Moses and his One God: Jewish Roots

Christianity and Islam are the most wide spread and influential monotheistic religions in the world today by any measure, and both sprung from and were heavily influenced by the monotheistic religions, and metaphysical and philosophical systems, that preceded them most notably Judaism, but Zoroastrianism as a close and far less recognizable second. These influences are evident by the effective incorporation of Judaic mythology and tradition into the Bible and Christian tradition, the explicit references to the Jesus and the Abrahamic roots of Islam in the Qur’an, and less explicitly to the incorporation of many of the themes and divine principles of Zoroastrianism into Christianity. But to fully understand the process by which these monotheistic faiths became so widely adopted, and monotheism became almost synonymous with civilization, one must look into ancient times and analyze the underlying historical socio-political forces that were at play while these faiths and religious systems evolved.

Judaism has its roots deep in ancient history, and in many respects represents one of the oldest and most well documented ancient monotheistic traditions. Some of the historical narrative of the Old Testament can be placed well back into the second millennium BCE judging by the historical evidence from within the Old Testament itself as well as archeological evidence independent of the scripture. The Jewish tradition was born out of the eastern Mediterranean and shows marked Sumerian and Babylonian influence, this can be seen most predominantly in the mythology and historical narrative of Genesis whose creation and flood stories share many common attributes with its Sumer-Babylonian neighbors.

Judaism today, and from its outset upon its founding by Moses, teaches that there is only one God and no other God is to be worshipped other than He, namely Yahweh. The Jewish mode of worship, its religious practices and ritual, and even its ethical and moral precepts, are based upon both an oral and a written tradition as encapsulated in what they call the Torah, the sum total of which is said to have been handed down by Yahweh to Moses directly and are captured in the Books of Moses, or the first 5 Books of the Old Testament of the Christian canon, which encapsulate the heart of the Torah in the Jewish faith.

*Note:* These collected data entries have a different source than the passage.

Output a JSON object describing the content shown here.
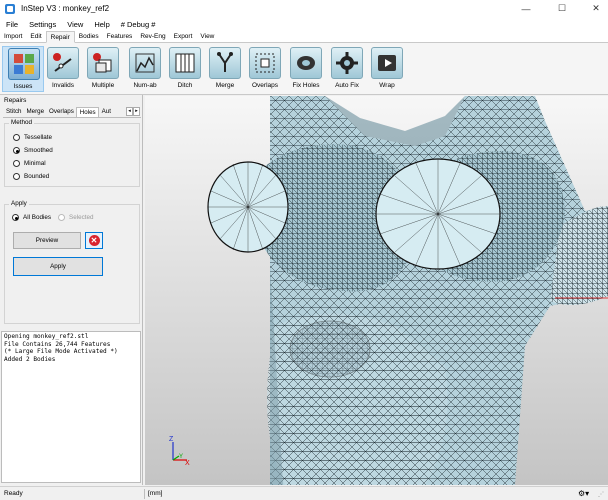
{
  "window": {
    "title": "InStep V3 : monkey_ref2",
    "min_icon": "minimize-icon",
    "max_icon": "maximize-icon",
    "close_icon": "close-icon",
    "min_glyph": "—",
    "max_glyph": "☐",
    "close_glyph": "✕"
  },
  "menu": [
    "File",
    "Settings",
    "View",
    "Help",
    "# Debug #"
  ],
  "ribbon_tabs": [
    "Import",
    "Edit",
    "Repair",
    "Bodies",
    "Features",
    "Rev-Eng",
    "Export",
    "View"
  ],
  "active_ribbon_tab": "Repair",
  "toolbar": [
    {
      "label": "Issues",
      "icon": "issues-icon",
      "active": true
    },
    {
      "label": "Invalids",
      "icon": "invalids-icon"
    },
    {
      "label": "Multiple",
      "icon": "multiple-icon"
    },
    {
      "label": "Num-ab",
      "icon": "num-ab-icon"
    },
    {
      "label": "Ditch",
      "icon": "ditch-icon"
    },
    {
      "label": "Merge",
      "icon": "merge-icon"
    },
    {
      "label": "Overlaps",
      "icon": "overlaps-icon"
    },
    {
      "label": "Fix Holes",
      "icon": "fix-holes-icon"
    },
    {
      "label": "Auto Fix",
      "icon": "auto-fix-icon"
    },
    {
      "label": "Wrap",
      "icon": "wrap-icon"
    }
  ],
  "panel": {
    "title": "Repairs",
    "subtabs": [
      "Stitch",
      "Merge",
      "Overlaps",
      "Holes",
      "Aut"
    ],
    "active_subtab": "Holes",
    "method": {
      "title": "Method",
      "options": [
        "Tessellate",
        "Smoothed",
        "Minimal",
        "Bounded"
      ],
      "selected": "Smoothed"
    },
    "apply": {
      "title": "Apply",
      "options": [
        "All Bodies",
        "Selected"
      ],
      "selected": "All Bodies"
    },
    "preview_label": "Preview",
    "apply_label": "Apply",
    "cancel_icon": "cancel-icon",
    "cancel_glyph": "✕",
    "left_glyph": "◂",
    "right_glyph": "▸"
  },
  "log": [
    "Opening monkey_ref2.stl",
    "File Contains 26,744 Features",
    "(* Large File Mode Activated *)",
    "Added 2 Bodies"
  ],
  "viewport": {
    "axis_z": "Z",
    "axis_y": "Y",
    "axis_x": "X"
  },
  "status": {
    "ready": "Ready",
    "units": "[mm]",
    "icon": "settings-icon",
    "icon_glyph": "⚙▾",
    "grip": "⋰"
  }
}
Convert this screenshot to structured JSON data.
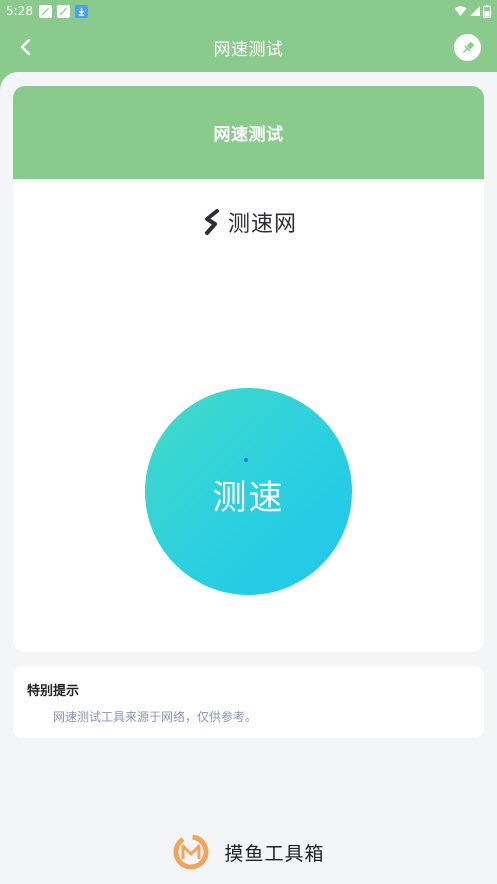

As far as when Moses might have lived, if you use the events in the Books of Moses themselves and marry the timeline therein to archeological and other historical evidence which more narrowly identifies the timeframe of the Egyptian and Babylonian Pharaohs and Kings for example, you end up with a mid-15th century BCE date give or take for the Exodus, which puts Moses’s life and works somewhere in the middle of the second millennium BCE if we presume he is an actual historical figure which is probably not that far fetched as could be said of many pre-historical mythical figures which in all likelihood had some basis in fact from which their stories emerged.  But the oldest extant documents of the Jewish faith however, date from the Hellenistic period some 1000 years or so after Moses supposedly lived, so we’re looking at roughly one thousand years or so of oral tradition before the scripture is actually written down and such writing survives down to us directly. This extant literature include Hebrew and Aramaic papyri with biblical fragments such as the Dead Sea Scrolls, and then literature in Greek such as the Septuagint which was compiled in the late 3rd to middle 2nd century BCE or so.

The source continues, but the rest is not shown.